«Habituellement, je refuse toujours d'assister au tirage au sort, expliquait Roger Federer, vendredi midi, dans la grande salle de conférence de Roland Garros. Mais quand les organisateurs m'ont dit que c'étaient les champions en titre qui avaient l'habitude de le faire, je n'ai pas osé refuser!»

Pour la première fois de sa carrière exceptionnelle, le Suisse est bien le champion défendant à Paris et ce retour à Roland Garros n'est pas sans émotion pour lui. «J'ai retrouvé le court Philippe-Chatrier avec beaucoup de plaisir l'autre jour à l'entraînement. Je me suis rappelé les derniers points de la finale, l'endroit où je me suis agenouillé après le dernier point. C'est comme si mes empreintes étaient maintenant gravées sur ce court pour toujours.»

En 2009, Federer a finalement remporté la seule manche du Grand Chelem qui manquait à son palmarès en disposant en finale du surprenant Suédois Robin Soderling. Ce dernier avait battu plus tôt dans le tournoi le grandissime favori Rafael Nadal, qui avait disposé de Federer dans les trois finales précédentes.

Vainqueur ensuite à Wimbledon, le Suisse est maintenant le champion le plus titré de l'histoire avec 16 titres du Grand Chelem. On pourrait croire qu'il n'a plus rien à gagner, mais il n'entend pas ralentir. Numéro un mondial pendant 284 semaines, il égalerait le record de Pete Sampras (286) en maintenant son rang à la fin du tournoi. Il devra toutefois faire mieux que Nadal, ou perdre la finale contre l'Espagnol, pour conserver le premier rang. Federer pourrait aussi devenir le premier joueur en 18 ans à remporter les deux premiers tournois du Grand Chelem d'une saison.

«Je suis plus détendu, c'est certain, mais la pression est toujours là et c'est bien comme ça, a-t-il estimé. Je me sens bien. Avoir gagné ici me donne une confiance sur cette surface que je n'avais peut-être pas avant, même si j'avais joué de bons matchs.

Battu le week-end dernier à Madrid par Nadal, Federer reconnaît dans l'Espagnol son principal adversaire. «Notre rivalité est la plus importante du tennis, c'est vrai, a-t-il convenu. Chacun de nos matchs est intéressant, quel que soit l'endroit. Nous avons été un an sans nous affronter et cela m'a manqué.

«Peut-être nous affronterons-nous à nouveau dans deux semaines (en finale), peut-être devrons-nous attendre encore un an. On ne sait jamais, le tableau est très relevé et tous les joueurs que nous affrontons rêvent de nous battre.»

Nadal a retrouvé son invincibilité

Malgré son titre de 2009 et son statut de première tête de série, Federer n'est pas le favori du tournoi.
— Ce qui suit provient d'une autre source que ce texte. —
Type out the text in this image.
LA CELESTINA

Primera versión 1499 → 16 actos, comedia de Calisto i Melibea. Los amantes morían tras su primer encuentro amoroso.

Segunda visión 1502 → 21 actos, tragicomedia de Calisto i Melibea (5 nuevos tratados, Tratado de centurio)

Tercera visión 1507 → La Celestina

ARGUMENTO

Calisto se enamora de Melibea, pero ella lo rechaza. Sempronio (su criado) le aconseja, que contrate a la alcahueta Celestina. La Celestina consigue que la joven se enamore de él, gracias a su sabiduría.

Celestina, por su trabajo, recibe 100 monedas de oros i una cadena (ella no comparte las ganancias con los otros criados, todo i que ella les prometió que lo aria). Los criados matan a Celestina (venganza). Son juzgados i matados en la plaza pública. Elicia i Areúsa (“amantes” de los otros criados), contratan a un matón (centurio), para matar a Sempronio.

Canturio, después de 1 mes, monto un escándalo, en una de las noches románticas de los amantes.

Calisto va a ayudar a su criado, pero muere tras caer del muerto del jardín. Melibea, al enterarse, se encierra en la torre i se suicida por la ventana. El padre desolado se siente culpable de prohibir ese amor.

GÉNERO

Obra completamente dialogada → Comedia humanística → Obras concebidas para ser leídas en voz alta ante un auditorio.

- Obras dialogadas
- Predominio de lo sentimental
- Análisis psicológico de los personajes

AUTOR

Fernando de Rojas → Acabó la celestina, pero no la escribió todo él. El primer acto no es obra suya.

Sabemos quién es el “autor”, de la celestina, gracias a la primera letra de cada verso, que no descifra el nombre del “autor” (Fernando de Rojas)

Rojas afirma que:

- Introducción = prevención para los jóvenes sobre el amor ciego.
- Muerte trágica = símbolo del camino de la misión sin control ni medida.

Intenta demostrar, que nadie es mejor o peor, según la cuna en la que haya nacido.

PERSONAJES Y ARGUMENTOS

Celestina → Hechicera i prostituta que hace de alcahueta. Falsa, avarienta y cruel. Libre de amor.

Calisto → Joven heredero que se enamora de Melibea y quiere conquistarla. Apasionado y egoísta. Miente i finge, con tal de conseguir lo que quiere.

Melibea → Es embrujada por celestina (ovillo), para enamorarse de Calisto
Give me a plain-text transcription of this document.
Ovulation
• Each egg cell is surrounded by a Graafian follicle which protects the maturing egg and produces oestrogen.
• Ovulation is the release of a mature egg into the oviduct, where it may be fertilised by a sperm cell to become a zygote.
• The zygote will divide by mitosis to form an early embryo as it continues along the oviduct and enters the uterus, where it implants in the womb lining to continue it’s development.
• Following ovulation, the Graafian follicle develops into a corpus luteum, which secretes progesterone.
Le quadruple champion Rafael Nadal est de retour en pleine forme et il a retrouvé ce printemps son invincibilité sur la terre battue. C'est donc dans ses meilleures dispositions qu'il retrouve Paris.

«C'est l'une des plus belles villes que je connaisse et c'est un grand plaisir de revenir à Roland Garros. J'ai été 11 mois sans gagner, mais là, je viens de gagner trois titres très importants pour moi (Monte-Carlo, Rome et Madrid). Je voulais absolument regagner un tournoi et j'ai été plus détendu après Monte-Carlo.»

Plus serein, Nadal n'entend pas pêcher par excès de confiance, surtout pas contre Federer, même s'il a dominé son rival dans la majorité de leurs derniers affrontements. «Ce n'est qu'en finale que je risque de le rencontrer et je ne suis jamais trop confiant en finale, quel que soit l'adversaire. Et lui est l'un des meilleurs joueurs de l'histoire, le meilleur selon moi. Alors, vous pensez bien que je ne serai pas trop confiant!»

La fiche éblouissante de l'Espagnol à Roland Garros - 31 victoires, une défaite - lui permet quand même d'afficher une certaine assurance. Un cinquième titre l'approcherait du record de six détenu par le Suédois Bjorn Borg.

Nadal a toutefois tenu à rappeler que le tournoi était ouvert et qu'il fallait aussi compter avec les conditions particulières du stade. «La terre battue est vraiment différente ici et il faut s'y habituer avec soin si on veut être à l'aise. Le vent est aussi très important, surtout sur le central. Quand on l'a de face, c'est difficile d'évaluer la longueur de ses coups. Heureusement, j'y ai joué souvent et je commence à m'y sentir bien...»

Les adversaires de Nadal apprécieront sûrement cette pointe d'ironie.